Angus Wells
Lords of the Sky
When I was in my twelfth year, I saw the Sky Lords.
I was born in Kellambek, in a village named Whitefish, for its chief source of food and revenue. It lay some seven leagues south of the river Cambar, on a cove shaded by cliffs where black pines grew and the wind blew warm off the Fend through all the long hot summers. Through childhood’s eyes I see the sky forever blue, the sea like rippled silk torn by the fishing boats, the hearthfire in winter merry, the shutters secure against the cold. Through those eyes taught in Durbrecht, I know this was not so: in summer, the air stank of fish and tar and sweat; in winter, draughts blew and the sea roared angry. Both memories are mine, and I think perhaps both are true.

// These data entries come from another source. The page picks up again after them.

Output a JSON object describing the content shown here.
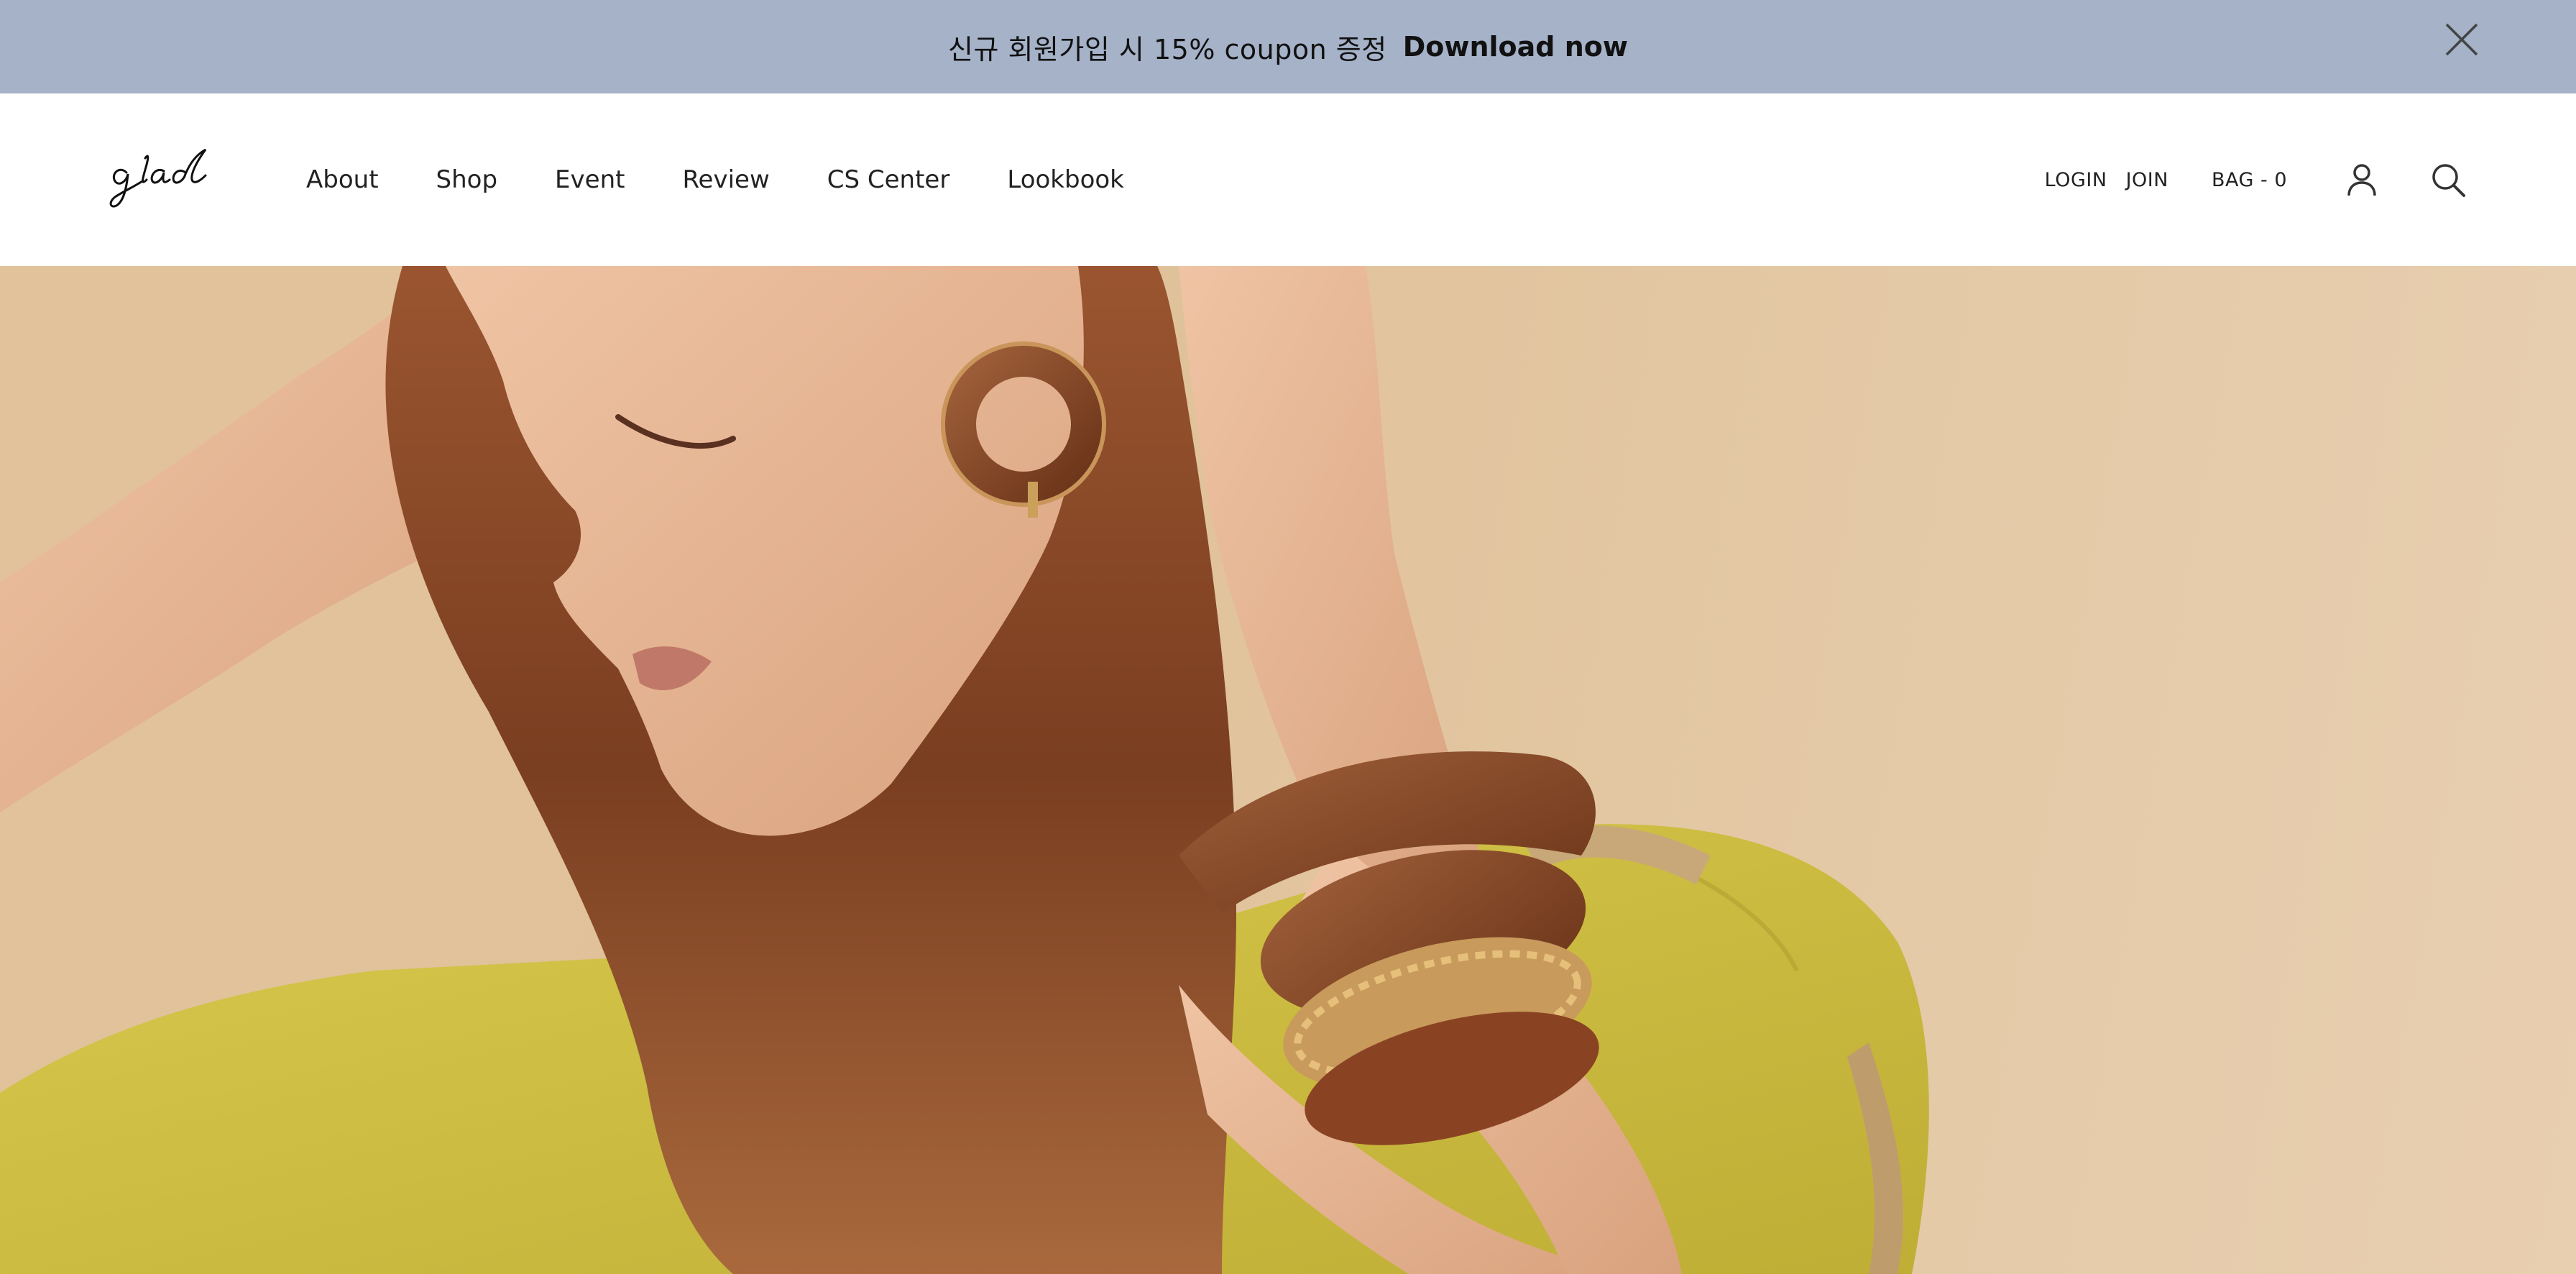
{
  "promo": {
    "text": "신규 회원가입 시 15% coupon 증정",
    "cta": "Download now"
  },
  "header": {
    "logo_text": "glad",
    "nav": [
      {
        "label": "About"
      },
      {
        "label": "Shop"
      },
      {
        "label": "Event"
      },
      {
        "label": "Review"
      },
      {
        "label": "CS Center"
      },
      {
        "label": "Lookbook"
      }
    ],
    "util": {
      "login": "LOGIN",
      "join": "JOIN",
      "bag": "BAG - 0"
    }
  },
  "hero": {
    "image": "model-yellow-dress-wooden-jewelry",
    "colors": {
      "background": "#e0c199",
      "dress": "#cfc043",
      "hair": "#8a4a28",
      "skin": "#e6b696",
      "wood": "#7a3b1e"
    }
  },
  "colors": {
    "banner": "#a5b2c8",
    "text": "#111111"
  }
}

My parents were fisherfolk. My father was named Aditus and owned a boat crewed by himself and two others, one my uncle, Battus, wed to my father’s sister, Lyrta; the other a taciturn man named Thorus, a widower, who seemed never to smile save when he held a cup or spoke with me. My mother was named Donia and, like my father, smiled a great deal, though I think that between the netting and the gutting of the fish and the tending of we children they had little enough, in reality, in which to find such good humor. But they did, and I suppose that is the way of simple folk who accept what is unquestioningly and lack that spark (or curse?) that looks for change. I had one brother, Tonium, and one sister, Delia, both younger by a descending year apiece.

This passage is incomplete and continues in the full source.